Loads. Some actually even make good on that.
So, there's different kinds of martial competence. There are characters who are proficient in combat directly, there are well written strategists, there are characters who excel at military leadership, and when they're written well, you can actuallylearn some things from them.
I'm going to give some examples, and at least one cautionary example.
For, just, raw combat prowess, I still go back to Robert E. Howard's Conan short stories. It's easy to meme on the character, especially 90 years after the fact, with the cultural persona that's grown around him, but Howard's original writing is excellent. The character would not have survived Howard's early (and, frankly, tragic) death if it was just the one note gag you might expect, if your only exposure to the character was through cultural osmosis and the films.

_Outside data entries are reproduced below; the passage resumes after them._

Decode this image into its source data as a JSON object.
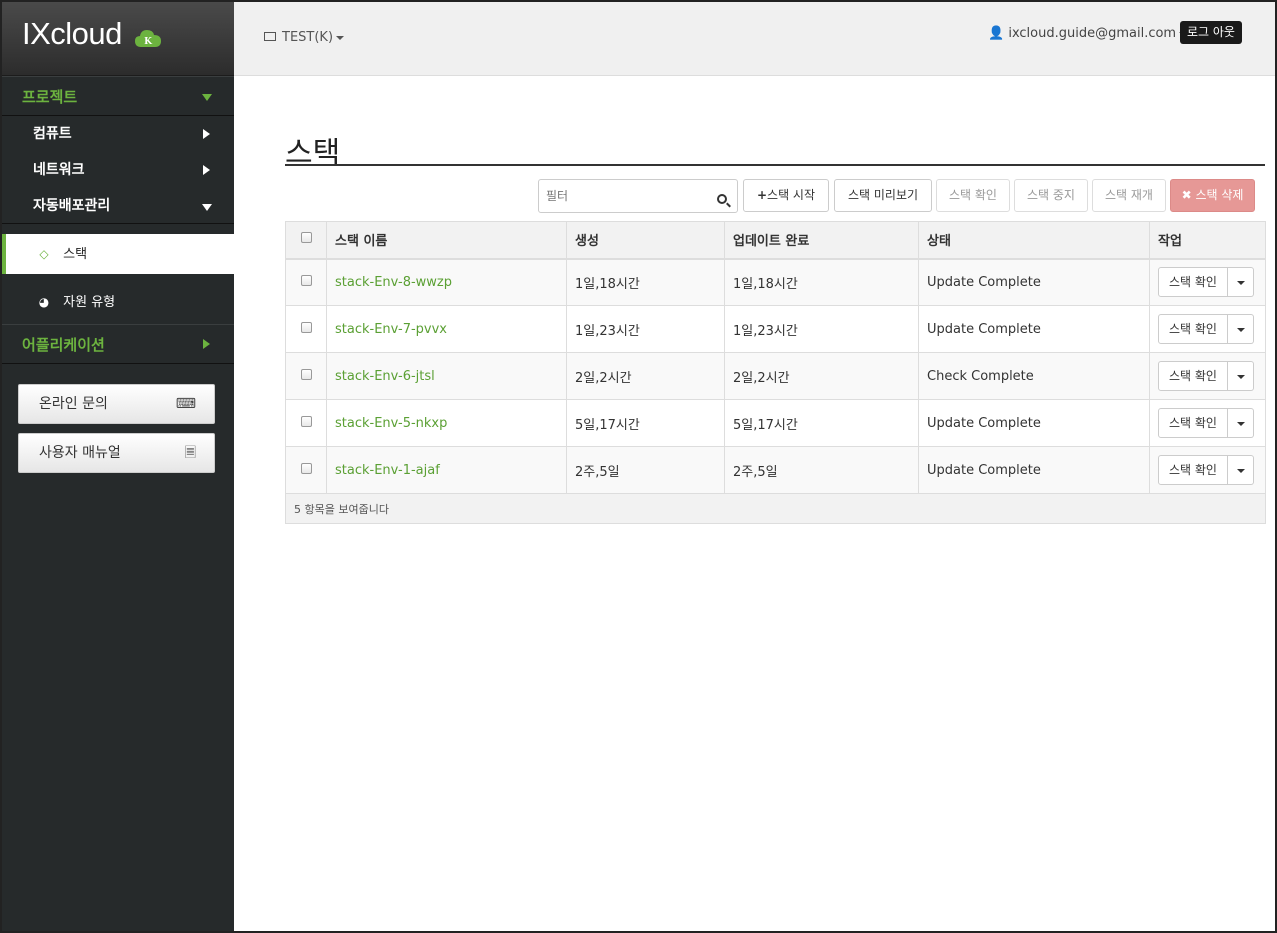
{
  "sidebar": {
    "logo": "IXcloud",
    "logo_badge": "K",
    "sections": {
      "project": "프로젝트",
      "application": "어플리케이션"
    },
    "items": {
      "compute": "컴퓨트",
      "network": "네트워크",
      "deploy": "자동배포관리"
    },
    "subitems": {
      "stack": "스택",
      "resource_type": "자원 유형"
    },
    "buttons": {
      "online_inquiry": "온라인 문의",
      "user_manual": "사용자 매뉴얼"
    }
  },
  "header": {
    "project": "TEST(K)",
    "user": "ixcloud.guide@gmail.com",
    "logout": "로그 아웃"
  },
  "main": {
    "title": "스택",
    "filter_placeholder": "필터",
    "toolbar": {
      "launch": "스택 시작",
      "preview": "스택 미리보기",
      "check": "스택 확인",
      "suspend": "스택 중지",
      "resume": "스택 재개",
      "delete": "스택 삭제"
    },
    "table": {
      "columns": [
        "스택 이름",
        "생성",
        "업데이트 완료",
        "상태",
        "작업"
      ],
      "rows": [
        {
          "name": "stack-Env-8-wwzp",
          "created": "1일,18시간",
          "updated": "1일,18시간",
          "status": "Update Complete",
          "action": "스택 확인"
        },
        {
          "name": "stack-Env-7-pvvx",
          "created": "1일,23시간",
          "updated": "1일,23시간",
          "status": "Update Complete",
          "action": "스택 확인"
        },
        {
          "name": "stack-Env-6-jtsl",
          "created": "2일,2시간",
          "updated": "2일,2시간",
          "status": "Check Complete",
          "action": "스택 확인"
        },
        {
          "name": "stack-Env-5-nkxp",
          "created": "5일,17시간",
          "updated": "5일,17시간",
          "status": "Update Complete",
          "action": "스택 확인"
        },
        {
          "name": "stack-Env-1-ajaf",
          "created": "2주,5일",
          "updated": "2주,5일",
          "status": "Update Complete",
          "action": "스택 확인"
        }
      ],
      "footer": "5 항목을 보여줍니다"
    }
  },
  "colors": {
    "accent": "#6cb33f",
    "sidebar_bg": "#262a2b",
    "danger": "#e69896"
  }
}
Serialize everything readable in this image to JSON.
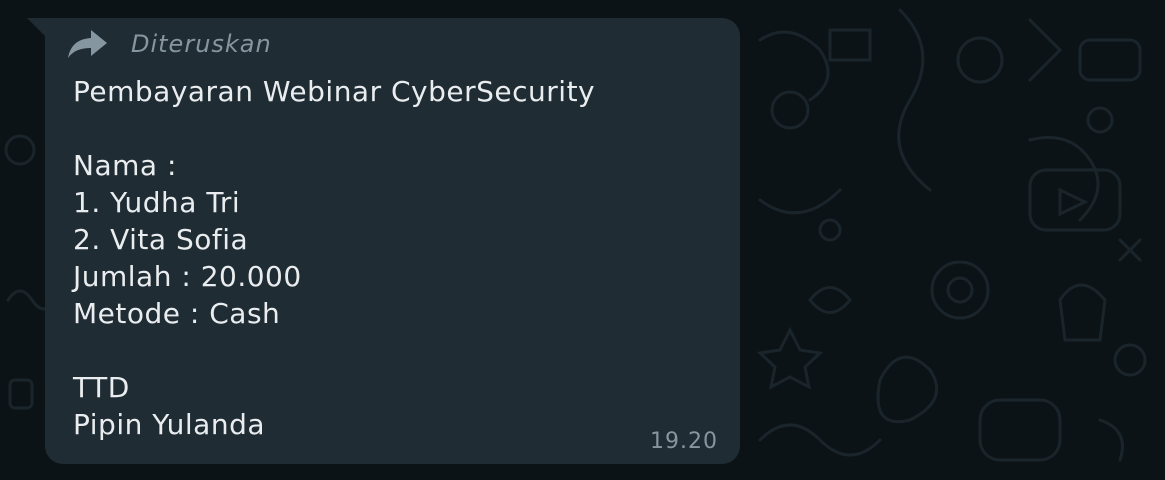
{
  "message": {
    "forwarded_label": "Diteruskan",
    "lines": [
      "Pembayaran Webinar CyberSecurity",
      "",
      "Nama :",
      "1. Yudha Tri",
      "2. Vita Sofia",
      "Jumlah : 20.000",
      "Metode : Cash",
      "",
      "TTD",
      "Pipin Yulanda"
    ],
    "time": "19.20"
  },
  "colors": {
    "background": "#0c1317",
    "bubble": "#1f2c33",
    "text": "#e9edef",
    "meta": "#8696a0"
  },
  "icons": {
    "forward": "forward-arrow-icon"
  }
}
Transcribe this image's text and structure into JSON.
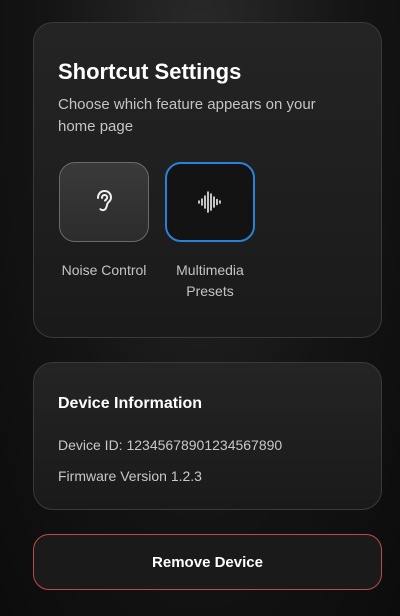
{
  "shortcut_settings": {
    "title": "Shortcut Settings",
    "subtitle": "Choose which feature appears on your home page",
    "options": [
      {
        "label": "Noise Control",
        "icon": "ear-icon",
        "selected": false
      },
      {
        "label": "Multimedia Presets",
        "icon": "sound-wave-icon",
        "selected": true
      }
    ]
  },
  "device_information": {
    "title": "Device Information",
    "device_id_label": "Device ID:",
    "device_id": "12345678901234567890",
    "firmware_label": "Firmware Version",
    "firmware_version": "1.2.3"
  },
  "remove_button": {
    "label": "Remove Device"
  },
  "colors": {
    "accent": "#2a82d8",
    "danger_border": "#c04a4a",
    "background": "#141414"
  }
}
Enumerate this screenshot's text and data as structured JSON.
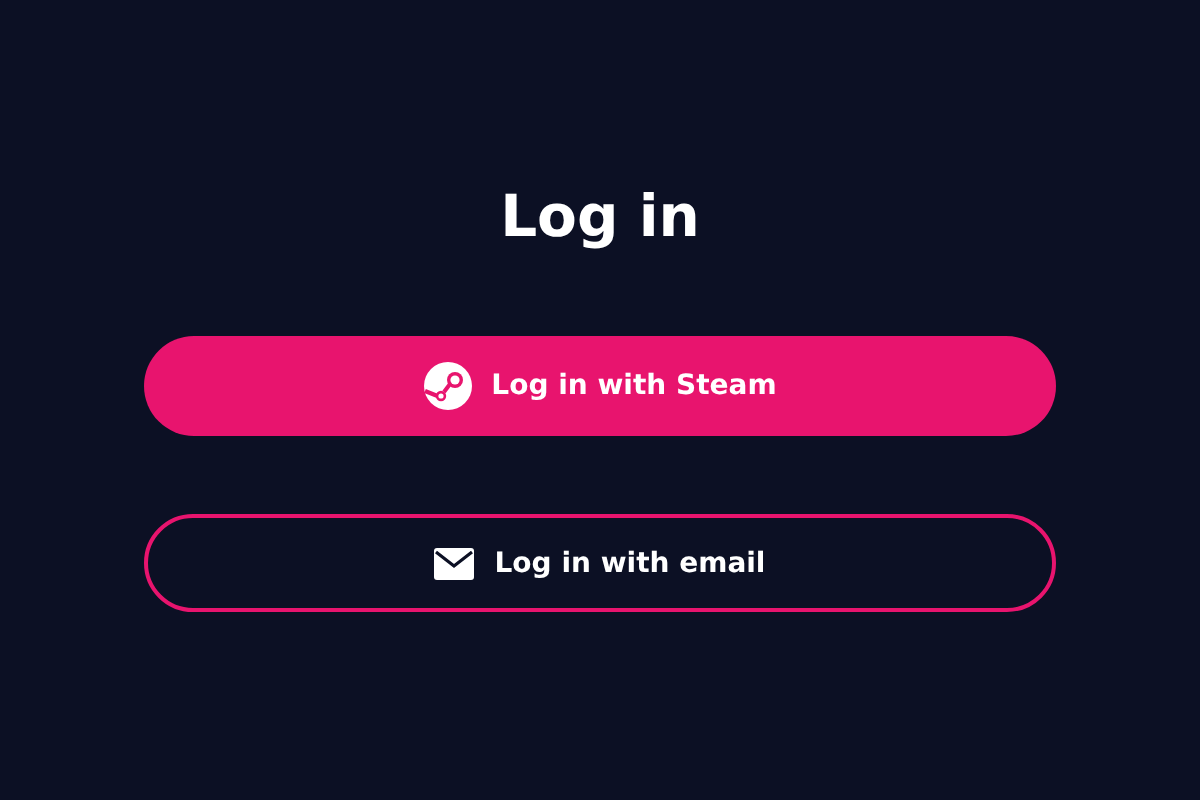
{
  "title": "Log in",
  "buttons": [
    {
      "label": "Log in with Steam",
      "kind": "filled"
    },
    {
      "label": "Log in with email",
      "kind": "outline"
    }
  ]
}
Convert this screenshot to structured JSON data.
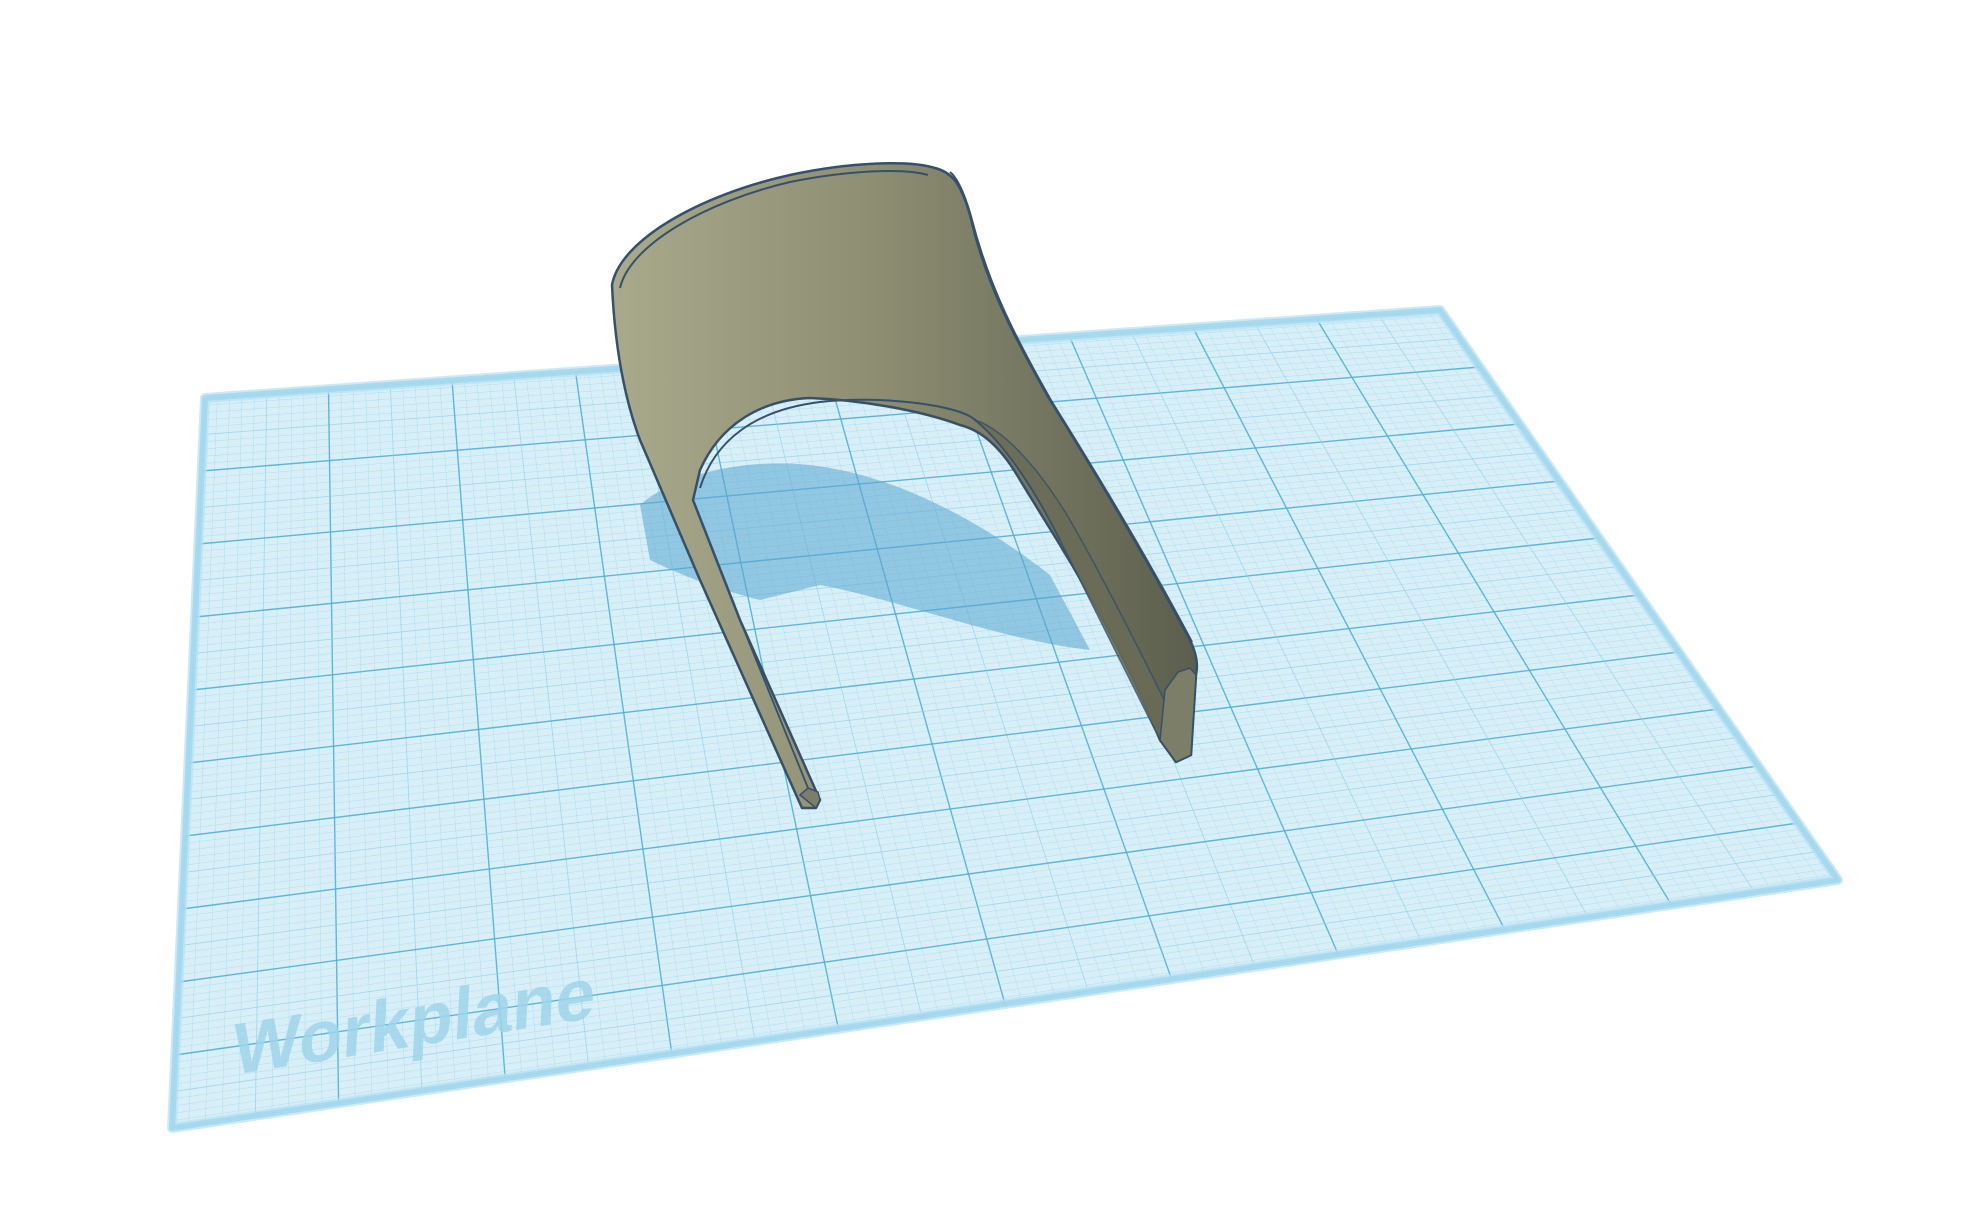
{
  "workplane": {
    "label": "Workplane",
    "colors": {
      "plane_fill": "#d6eef8",
      "grid_minor": "#8fd0ea",
      "grid_major": "#4fb0d8",
      "border": "#6cc0e2",
      "label": "#9fd3ea"
    }
  },
  "shape": {
    "name": "curved-bracket",
    "colors": {
      "face_light": "#a7a78a",
      "face_dark": "#5f6150",
      "outline": "#36506a",
      "shadow": "#5da7cf"
    }
  }
}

Howard's fight scenes were shockingly well written. To the point that it is still absolutely worth reading if you want to write a fantasy fighter.
For strategists, three characters come to mind, but only two are literary, and all are Science Fiction.
Grand Admiral Thrawn is probably one of the best villains Star Wars has ever produced, it's part of why he's one of the few characters that's migrated from the original EU to the Disney era. My personal take is, as a character, he's lost a lot over the years, but the original incarnation from the early 90s novels is a very solid model for a strategist. Particularly in how he takes time to understand his opponents while looking for potential weak points to exploit.
His practice of studying a culture's art to understand their psychology might sound a bit goofy, but the concept does have a real basis. (At least, until it metastasized into a superpower, in later adaptations of the character.) Being able to psychologically assess your foe is an incredibly valuable element of strategy, and one that you probably want to consider when you're writing a character who is supposed to be a “strategic genius.”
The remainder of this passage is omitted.